The MK9 Corvette was ordered by the Nigerian Navy in April 1975 as follow-ons to the smaller Vosper Thornycroft MK3, which was confusedly grouped under the same Hippo class designation, both ships being named after the word for hippopotamus in local languages. The two ships were built by Vosper Thornycroft.

Laid down in October 1975, NNS Erinomi was launched on 20 January 1977 and commissioned on 29 January 1980. She was given the pennant number F83. She stopped making patrols in 1993 due to constant breakdowns. In 1994-1995 she underwent a refit at Lagos which at least made her seaworthy again, but with some systems off-line. The Erinomi participated in a December 1995 naval exercise; she rarely left port thereafter until 1997, when minor repairs allowed her to again undertake patrols, but by 2007 the ship was again non-operational.
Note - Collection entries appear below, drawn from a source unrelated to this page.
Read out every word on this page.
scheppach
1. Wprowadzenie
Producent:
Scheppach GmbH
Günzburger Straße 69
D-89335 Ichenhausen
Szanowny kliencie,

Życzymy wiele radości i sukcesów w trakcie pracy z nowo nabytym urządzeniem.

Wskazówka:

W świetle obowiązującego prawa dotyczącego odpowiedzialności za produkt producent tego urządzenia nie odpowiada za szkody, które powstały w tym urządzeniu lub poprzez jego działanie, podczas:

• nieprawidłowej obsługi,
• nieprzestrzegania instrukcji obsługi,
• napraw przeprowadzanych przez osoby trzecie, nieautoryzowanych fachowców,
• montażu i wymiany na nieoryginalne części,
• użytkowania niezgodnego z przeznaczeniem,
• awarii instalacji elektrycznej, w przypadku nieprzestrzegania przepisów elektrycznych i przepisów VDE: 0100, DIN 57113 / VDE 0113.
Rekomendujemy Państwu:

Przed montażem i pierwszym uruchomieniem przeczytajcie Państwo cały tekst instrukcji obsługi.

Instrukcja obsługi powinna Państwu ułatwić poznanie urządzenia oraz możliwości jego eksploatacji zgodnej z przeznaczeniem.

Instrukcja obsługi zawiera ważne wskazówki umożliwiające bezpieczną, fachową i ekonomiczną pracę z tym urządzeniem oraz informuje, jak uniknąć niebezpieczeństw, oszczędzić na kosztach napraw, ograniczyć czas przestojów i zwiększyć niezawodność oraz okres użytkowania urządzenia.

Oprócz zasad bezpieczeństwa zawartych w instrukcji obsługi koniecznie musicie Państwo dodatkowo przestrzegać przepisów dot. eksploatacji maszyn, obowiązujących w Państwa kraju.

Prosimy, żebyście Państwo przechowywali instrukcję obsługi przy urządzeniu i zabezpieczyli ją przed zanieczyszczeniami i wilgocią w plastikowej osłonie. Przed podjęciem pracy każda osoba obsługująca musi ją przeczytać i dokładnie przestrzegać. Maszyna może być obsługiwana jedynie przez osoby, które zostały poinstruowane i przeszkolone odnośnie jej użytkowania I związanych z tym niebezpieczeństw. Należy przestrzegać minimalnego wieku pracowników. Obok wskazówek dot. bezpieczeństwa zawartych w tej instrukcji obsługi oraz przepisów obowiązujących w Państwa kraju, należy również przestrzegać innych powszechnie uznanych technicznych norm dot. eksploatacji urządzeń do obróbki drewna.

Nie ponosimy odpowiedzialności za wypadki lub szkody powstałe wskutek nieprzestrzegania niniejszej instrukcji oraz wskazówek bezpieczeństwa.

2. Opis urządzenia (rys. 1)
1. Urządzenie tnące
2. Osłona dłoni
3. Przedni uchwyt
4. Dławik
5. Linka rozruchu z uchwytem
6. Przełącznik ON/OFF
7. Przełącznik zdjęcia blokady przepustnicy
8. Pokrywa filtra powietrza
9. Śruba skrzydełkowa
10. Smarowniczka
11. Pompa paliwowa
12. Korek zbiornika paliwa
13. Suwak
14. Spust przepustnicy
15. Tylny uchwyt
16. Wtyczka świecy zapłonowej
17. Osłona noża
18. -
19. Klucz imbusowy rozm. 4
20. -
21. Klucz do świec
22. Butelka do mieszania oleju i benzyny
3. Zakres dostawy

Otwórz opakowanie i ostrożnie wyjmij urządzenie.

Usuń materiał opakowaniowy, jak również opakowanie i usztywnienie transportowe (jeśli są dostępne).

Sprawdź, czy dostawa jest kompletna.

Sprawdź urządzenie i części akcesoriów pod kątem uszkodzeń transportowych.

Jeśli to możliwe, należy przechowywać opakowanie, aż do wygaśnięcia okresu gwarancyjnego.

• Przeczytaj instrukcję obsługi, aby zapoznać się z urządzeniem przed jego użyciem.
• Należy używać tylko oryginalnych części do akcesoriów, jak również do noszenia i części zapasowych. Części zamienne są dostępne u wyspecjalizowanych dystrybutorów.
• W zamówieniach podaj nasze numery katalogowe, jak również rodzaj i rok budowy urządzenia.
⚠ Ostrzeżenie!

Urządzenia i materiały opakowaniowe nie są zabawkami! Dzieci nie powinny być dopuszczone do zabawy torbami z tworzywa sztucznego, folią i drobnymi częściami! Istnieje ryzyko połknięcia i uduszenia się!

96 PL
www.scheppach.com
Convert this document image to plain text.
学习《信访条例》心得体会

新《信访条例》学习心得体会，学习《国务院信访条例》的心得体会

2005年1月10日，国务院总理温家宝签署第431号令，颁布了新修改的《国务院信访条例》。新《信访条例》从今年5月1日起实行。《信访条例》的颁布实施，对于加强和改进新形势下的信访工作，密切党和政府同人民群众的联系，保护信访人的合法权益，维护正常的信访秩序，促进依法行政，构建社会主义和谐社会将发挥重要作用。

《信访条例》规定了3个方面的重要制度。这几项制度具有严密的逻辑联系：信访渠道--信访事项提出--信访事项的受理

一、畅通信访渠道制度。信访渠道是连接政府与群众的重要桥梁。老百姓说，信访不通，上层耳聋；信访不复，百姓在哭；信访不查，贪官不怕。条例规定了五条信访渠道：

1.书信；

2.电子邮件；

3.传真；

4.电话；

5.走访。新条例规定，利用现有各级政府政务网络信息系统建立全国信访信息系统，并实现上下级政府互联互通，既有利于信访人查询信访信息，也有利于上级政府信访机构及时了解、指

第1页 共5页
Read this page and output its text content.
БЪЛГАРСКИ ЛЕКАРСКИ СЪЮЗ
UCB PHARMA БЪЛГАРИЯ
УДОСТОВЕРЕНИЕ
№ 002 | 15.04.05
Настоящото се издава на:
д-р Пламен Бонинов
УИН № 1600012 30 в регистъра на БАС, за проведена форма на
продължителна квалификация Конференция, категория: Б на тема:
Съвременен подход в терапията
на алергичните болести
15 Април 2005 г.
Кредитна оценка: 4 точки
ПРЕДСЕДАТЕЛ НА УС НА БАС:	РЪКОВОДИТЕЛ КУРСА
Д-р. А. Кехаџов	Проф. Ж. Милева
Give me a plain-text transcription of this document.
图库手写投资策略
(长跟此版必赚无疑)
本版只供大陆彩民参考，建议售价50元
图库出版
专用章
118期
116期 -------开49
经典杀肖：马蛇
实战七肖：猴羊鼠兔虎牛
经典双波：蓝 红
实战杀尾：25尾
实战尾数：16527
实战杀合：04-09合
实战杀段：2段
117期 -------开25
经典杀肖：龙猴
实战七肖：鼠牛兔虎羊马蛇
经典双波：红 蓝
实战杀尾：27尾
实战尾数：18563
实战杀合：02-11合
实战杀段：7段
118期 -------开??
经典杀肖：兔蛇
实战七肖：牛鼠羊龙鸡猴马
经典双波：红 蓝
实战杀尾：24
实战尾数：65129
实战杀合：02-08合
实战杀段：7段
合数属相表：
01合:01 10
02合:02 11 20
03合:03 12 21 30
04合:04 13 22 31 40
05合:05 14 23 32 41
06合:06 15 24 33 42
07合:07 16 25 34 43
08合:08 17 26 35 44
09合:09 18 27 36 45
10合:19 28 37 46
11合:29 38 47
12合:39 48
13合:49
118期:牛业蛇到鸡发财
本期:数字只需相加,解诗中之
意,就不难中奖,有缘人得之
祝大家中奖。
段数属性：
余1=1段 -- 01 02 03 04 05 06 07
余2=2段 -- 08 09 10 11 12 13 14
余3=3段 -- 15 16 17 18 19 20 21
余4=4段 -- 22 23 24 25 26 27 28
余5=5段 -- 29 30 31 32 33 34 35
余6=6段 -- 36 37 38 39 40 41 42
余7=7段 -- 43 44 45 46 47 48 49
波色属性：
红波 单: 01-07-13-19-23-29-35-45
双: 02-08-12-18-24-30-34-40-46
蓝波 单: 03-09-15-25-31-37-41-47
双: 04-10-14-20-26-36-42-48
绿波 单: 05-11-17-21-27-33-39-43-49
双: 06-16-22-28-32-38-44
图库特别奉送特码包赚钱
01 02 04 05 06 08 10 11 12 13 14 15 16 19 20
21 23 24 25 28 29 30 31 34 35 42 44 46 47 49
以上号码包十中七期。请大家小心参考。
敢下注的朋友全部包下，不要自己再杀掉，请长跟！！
Her sister ship, the NNS Enyimiri, was commenced in February 1977, launched on 9 February 1978 and commissioned on 2 May 1980. She was given the pennant number F84. She had ceased patrols in 1992 and by 1996 was in extremely bad shape. In 2000 a major repair effort allowed her to leave port again, although with most sensors and some weapons nonfunctional.  In December 2004, the Enyimiri suffered a massive explosion resulting in crew fatalities and severe damage to the ship.  She was decommissioned on 22 December 2004.